North of Yakutat within Wrangell–St. Elias National Park, spectacular Hubbard Glacier is the largest tidewater glacier in North America. Fed by high mountains of the St. Elias Range, the glacier is six miles wide and more than 70 miles long. Many cruise ships make a stop in front of this massive glacier with an always-calving 400-foot-high wall of ice. Local air taxis offer flightseeing trips that provide an even more impressive glacier view.
Virtually all Alaskan glaciers are retreating as the global climate warms, but Hubbard Glacier is the rare exception. Not only is it advancing, but doing so in a way that threatens to block off the waters of Russell Fiord (yes, “fiord” is the official spelling). Today, just 100 yards of open water separate the ice from a rocky point of land at Point Gilbert.

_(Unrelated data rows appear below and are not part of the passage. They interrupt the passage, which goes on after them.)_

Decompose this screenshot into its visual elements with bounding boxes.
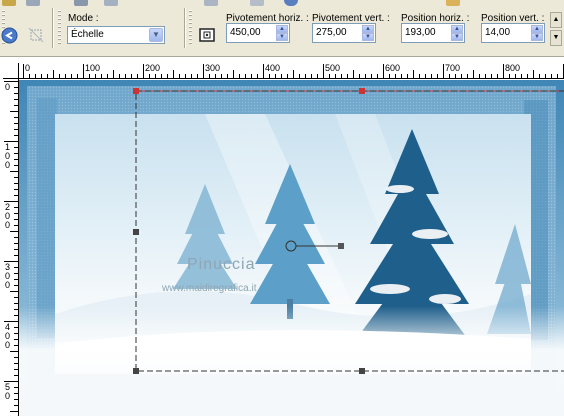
ruler-label: 400 (265, 63, 281, 73)
tool-icon[interactable] (74, 0, 88, 6)
ruler-label: 100 (85, 63, 101, 73)
deform-box-overlay[interactable] (19, 80, 564, 416)
position-x-input[interactable]: 193,00 ▲ ▼ (401, 23, 465, 43)
mode-label: Mode : (68, 13, 99, 24)
edge-handle[interactable] (359, 368, 365, 374)
pivot-x-input[interactable]: 450,00 ▲ ▼ (226, 23, 290, 43)
toolbar-top-icons (0, 0, 564, 7)
pivot-x-value: 450,00 (230, 27, 261, 38)
ruler-label: 0 (5, 82, 11, 92)
toolbar-separator (52, 8, 53, 48)
vertical-ruler[interactable]: 0 1 0 0 2 0 0 3 0 0 4 0 0 5 0 (3, 79, 19, 416)
ruler-label: 600 (385, 63, 401, 73)
toolbar-grip[interactable] (189, 10, 192, 46)
mode-select-value: Échelle (71, 29, 104, 40)
ruler-label: 500 (325, 63, 341, 73)
horizontal-ruler[interactable]: 0 100 200 300 400 500 600 700 800 (19, 63, 564, 79)
position-y-stepper[interactable]: ▲ ▼ (531, 25, 543, 41)
ruler-label: 3 0 0 (5, 262, 11, 290)
ruler-label: 700 (445, 63, 461, 73)
ruler-label: 200 (145, 63, 161, 73)
pivot-y-input[interactable]: 275,00 ▲ ▼ (312, 23, 376, 43)
scroll-down-icon[interactable]: ▼ (550, 30, 562, 46)
ruler-label: 4 0 0 (5, 322, 11, 350)
edge-handle[interactable] (359, 88, 365, 94)
tool-icon[interactable] (26, 0, 40, 6)
ruler-label: 2 0 0 (5, 202, 11, 230)
toolbar-separator (184, 8, 185, 48)
horizontal-ruler-ticks (23, 64, 564, 78)
ruler-label: 1 0 0 (5, 142, 11, 170)
corner-handle[interactable] (133, 88, 139, 94)
image-canvas[interactable]: Pinuccia www.maidiregrafica.it (19, 80, 564, 416)
pivot-point[interactable] (285, 240, 297, 252)
toolbar-grip[interactable] (58, 10, 61, 46)
mode-select[interactable]: Échelle ▼ (67, 26, 165, 44)
tool-icon[interactable] (204, 0, 218, 6)
edge-handle[interactable] (133, 229, 139, 235)
position-y-input[interactable]: 14,00 ▲ ▼ (481, 23, 545, 43)
toolbar-scroll[interactable]: ▲ ▼ (550, 12, 562, 48)
scroll-up-icon[interactable]: ▲ (550, 12, 562, 28)
apply-deform-icon[interactable] (27, 26, 45, 44)
ruler-label: 0 (25, 63, 31, 73)
chevron-down-icon[interactable]: ▼ (149, 28, 163, 42)
ruler-label: 800 (505, 63, 521, 73)
rotation-handle[interactable] (338, 243, 344, 249)
help-icon[interactable] (284, 0, 298, 6)
ruler-label: 300 (205, 63, 221, 73)
tool-icon[interactable] (104, 0, 118, 6)
tool-icon[interactable] (2, 0, 16, 6)
position-y-value: 14,00 (485, 27, 511, 38)
ruler-corner (3, 63, 19, 79)
ruler-label: 5 0 (5, 382, 11, 401)
tool-icon[interactable] (446, 0, 460, 6)
tool-icon[interactable] (250, 0, 264, 6)
position-x-stepper[interactable]: ▲ ▼ (451, 25, 463, 41)
vertical-ruler-ticks (4, 81, 18, 412)
pivot-y-stepper[interactable]: ▲ ▼ (362, 25, 374, 41)
corner-handle[interactable] (133, 368, 139, 374)
tool-options-toolbar: Mode : Échelle ▼ Pivotement horiz. : 450… (0, 0, 564, 57)
pivot-y-value: 275,00 (316, 27, 347, 38)
deform-box[interactable] (135, 90, 564, 372)
position-x-value: 193,00 (405, 27, 436, 38)
pivot-icon[interactable] (197, 26, 217, 44)
pivot-x-stepper[interactable]: ▲ ▼ (276, 25, 288, 41)
reset-arrow-icon[interactable] (0, 26, 18, 44)
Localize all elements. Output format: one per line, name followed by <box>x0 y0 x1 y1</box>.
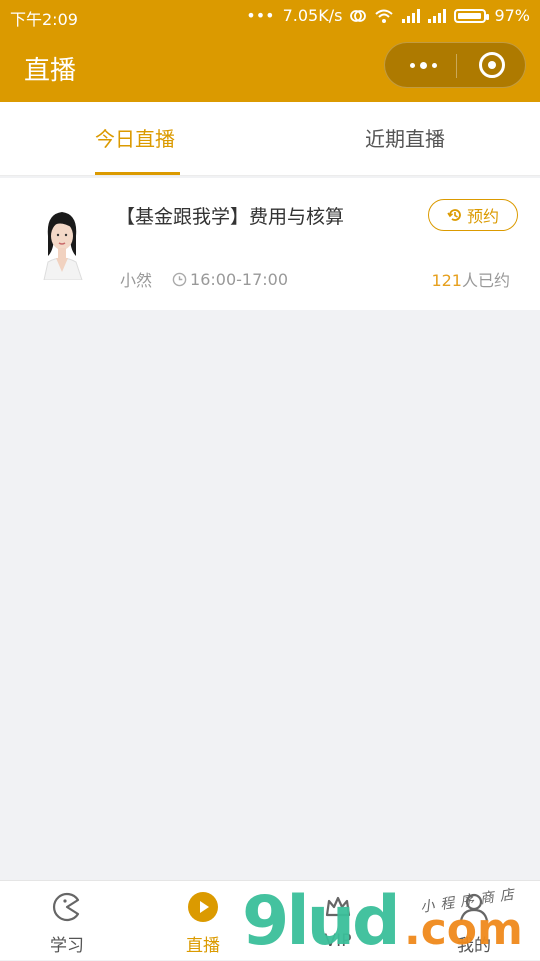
close-mini-program-icon[interactable] <box>479 52 505 78</box>
more-dot-icon <box>431 62 437 68</box>
nav-label-mine: 我的 <box>457 936 491 956</box>
status-right: ••• 7.05K/s 97% <box>246 6 530 25</box>
nav-label-vip: VIP <box>324 931 352 951</box>
network-speed: 7.05K/s <box>282 6 343 25</box>
nav-item-vip[interactable]: VIP <box>288 881 388 961</box>
reservation-number: 121 <box>431 271 462 290</box>
signal-icon-2 <box>428 8 447 23</box>
play-circle-icon <box>188 892 218 922</box>
reservation-count: 121人已约 <box>431 267 510 291</box>
pacman-icon <box>53 892 80 922</box>
status-bar: 下午2:09 ••• 7.05K/s 97% <box>0 0 540 32</box>
nav-label-live: 直播 <box>186 936 220 956</box>
user-icon <box>459 893 489 922</box>
reservation-suffix: 人已约 <box>461 271 510 290</box>
more-menu-button[interactable] <box>403 53 443 77</box>
live-meta: 小然 16:00-17:00 <box>120 267 288 291</box>
host-avatar <box>30 206 94 280</box>
more-dots-icon: ••• <box>246 6 275 25</box>
battery-icon <box>454 8 490 23</box>
live-title: 【基金跟我学】费用与核算 <box>116 206 345 228</box>
mini-program-capsule <box>384 42 526 88</box>
capsule-divider <box>456 54 457 78</box>
live-list-item[interactable]: 【基金跟我学】费用与核算 预约 小然 16:00-17:00 121人已约 <box>0 178 540 310</box>
nav-label-study: 学习 <box>50 936 84 956</box>
page-title: 直播 <box>24 56 77 86</box>
clock-history-icon <box>447 209 461 221</box>
crown-icon <box>325 896 351 917</box>
sync-icon <box>350 9 367 22</box>
app-header: 直播 <box>0 32 540 102</box>
more-dot-icon <box>419 61 427 69</box>
battery-percent: 97% <box>494 6 530 25</box>
live-time: 16:00-17:00 <box>190 269 289 289</box>
nav-item-live[interactable]: 直播 <box>153 881 253 961</box>
active-tab-indicator <box>95 172 180 175</box>
tab-bar: 今日直播 近期直播 <box>0 102 540 176</box>
more-dot-icon <box>409 62 415 68</box>
bottom-nav: 学习 直播 VIP 我的 <box>0 880 540 960</box>
nav-item-mine[interactable]: 我的 <box>424 881 524 961</box>
clock-icon <box>172 272 187 286</box>
host-name: 小然 <box>120 271 153 290</box>
wifi-icon <box>375 9 394 23</box>
reserve-button[interactable]: 预约 <box>428 199 518 231</box>
status-time: 下午2:09 <box>10 10 78 29</box>
tab-today-live[interactable]: 今日直播 <box>0 102 270 176</box>
nav-item-study[interactable]: 学习 <box>17 881 117 961</box>
signal-icon <box>402 8 421 23</box>
reserve-label: 预约 <box>466 207 499 226</box>
tab-upcoming-live[interactable]: 近期直播 <box>270 102 540 176</box>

If the glacier continues advancing, the gap could close, creating a dam that drastically changes the surrounding landscape. This occurred in 1986 when the water rose 75 feet behind an ice dam, trapping seals, sea lions, and porpoises. The ice gave way six months later, freeing the animals and reconnecting the fiord to Disenchantment Bay.
A similar situation developed in 2002, and scientists believe it is only a matter of time until ice from the surging glacier creates a relatively permanent dam. If this happens, water would eventually flood the Situk River, potentially impacting the river’s acclaimed steelhead trout, not to mention the airport.